You well know that I love a fancy thing–whether that’s munching on homemade potato chips and cheap caviar or chopping up some beef for a tartare, I’m definitely a bougie bitch. But a bougie bitch who also loves cheap short cuts.
One of the my favorite of these is a compound butter, which is basically butter mixed with other ingredients therefore making it fancy. This is an easy thing that you can do to add instant flavor to meats, veggies, or, in this case, pasta.
For this recipe, I decided to make a miso and green onion butter, but honestly, you can make whatever combo you like. The classic one is thyme and lemon, but I’ve made ones with roasted garlic, with soy sauce, with all sorts of fresh herbs.

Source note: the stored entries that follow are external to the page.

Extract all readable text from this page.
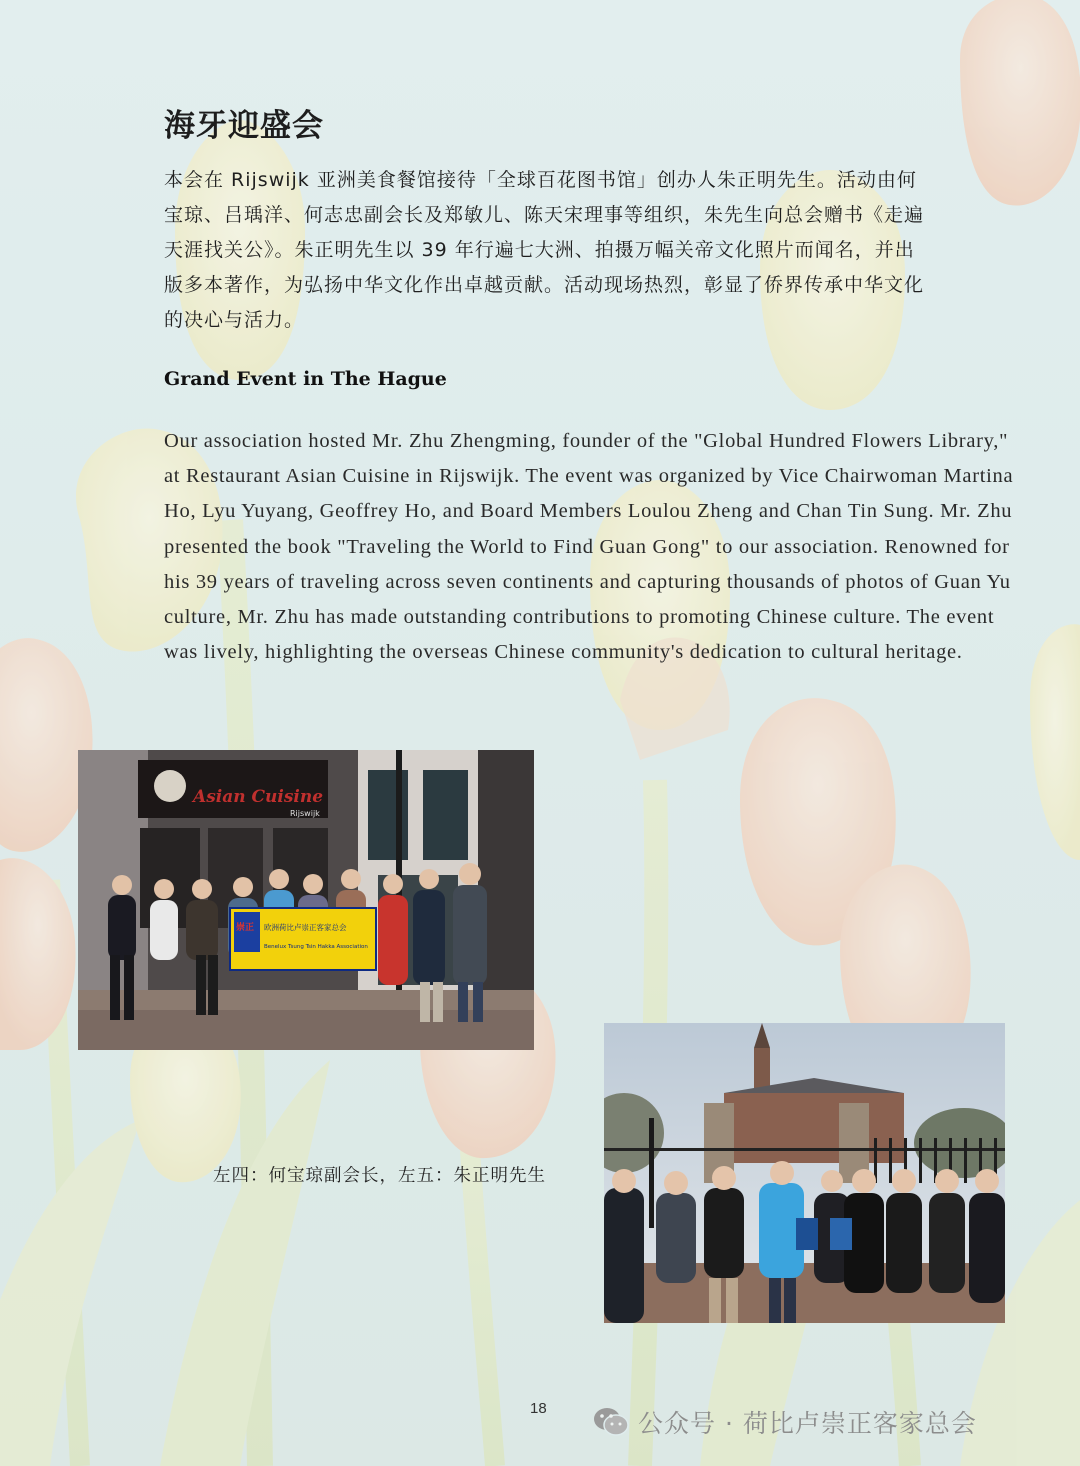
海牙迎盛会

本会在 Rijswijk 亚洲美食餐馆接待「全球百花图书馆」创办人朱正明先生。活动由何宝琼、吕瑀洋、何志忠副会长及郑敏儿、陈天宋理事等组织，朱先生向总会赠书《走遍天涯找关公》。朱正明先生以 39 年行遍七大洲、拍摄万幅关帝文化照片而闻名，并出版多本著作，为弘扬中华文化作出卓越贡献。活动现场热烈，彰显了侨界传承中华文化的决心与活力。

Grand Event in The Hague

Our association hosted Mr. Zhu Zhengming, founder of the "Global Hundred Flowers Library," at Restaurant Asian Cuisine in Rijswijk. The event was organized by Vice Chairwoman Martina Ho, Lyu Yuyang, Geoffrey Ho, and Board Members Loulou Zheng and Chan Tin Sung. Mr. Zhu presented the book "Traveling the World to Find Guan Gong" to our association. Renowned for his 39 years of traveling across seven continents and capturing thousands of photos of Guan Yu culture, Mr. Zhu has made outstanding contributions to promoting Chinese culture. The event was lively, highlighting the overseas Chinese community's dedication to cultural heritage.

Asian Cuisine
Rijswijk
崇正 欧洲荷比卢崇正客家总会
Benelux Tsung Tsin Hakka Association

左四：何宝琼副会长，左五：朱正明先生

18
公众号 · 荷比卢崇正客家总会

The options are endless.
The first thing you need to do is to take your butter out of the fridge and let it come to room temperature. (You can microwave it to soften it a touch if you’re short on time, but watch it closely…this won’t work if it’s melted.)
Finely chop whatever ingredients you’re adding to your butter. I tossed mine into my spice grinder, but you can do a fine chop in whatever way you’d like. (If you’re making a lot, a food process would work for this.)
From there, you’ll want to add your softened butter and basically smash it all up until it’s thoroughly mixed either with a potato masher or in a food processor. After that, lay it on a piece of parchment paper (or plastic wrap) and roll it into a pretty log.
That’s it! If you don’t count the time it takes to soften the butter, this all comes together in under five minutes. Now store it in your fridge and use it on everything for the next week!
So now that you’ve got your compound butter, what do you do with it? My favorite is a take on buttery noodles. It’s simple and incredibly wholesome. You’ll feel like a kid again but without all that childhood trauma.
I like to use somen, a thin Japanese noodle, for this recipe, but honestly, you could use whatever you have around. (Angel hair would be a great substitute.)
You’ll also want a green thing. I had spinach from the farmer’s market on hand, but it would also be greeat with kale, radish greens, or bok choy, though if you’re using a heartier green, you’ll want to blanch it first.
Cook the noodles per the box instructions. Drain and then add in your greens to partially wilt. Then add one tablespoon of the compound butter per serving and mix well.
If you want to make this a more robust meal, fry an egg to top the whole thing off with. You could also add grated Parmesan at this point or a bit of diced green onion. It’s endlessly reworkable. This final version was served with a duck egg, sesame seeds, and garlic chili oil.
Mix all of your ingredients together gently until the butter is melted. Then eat while warm. You’re going to love it.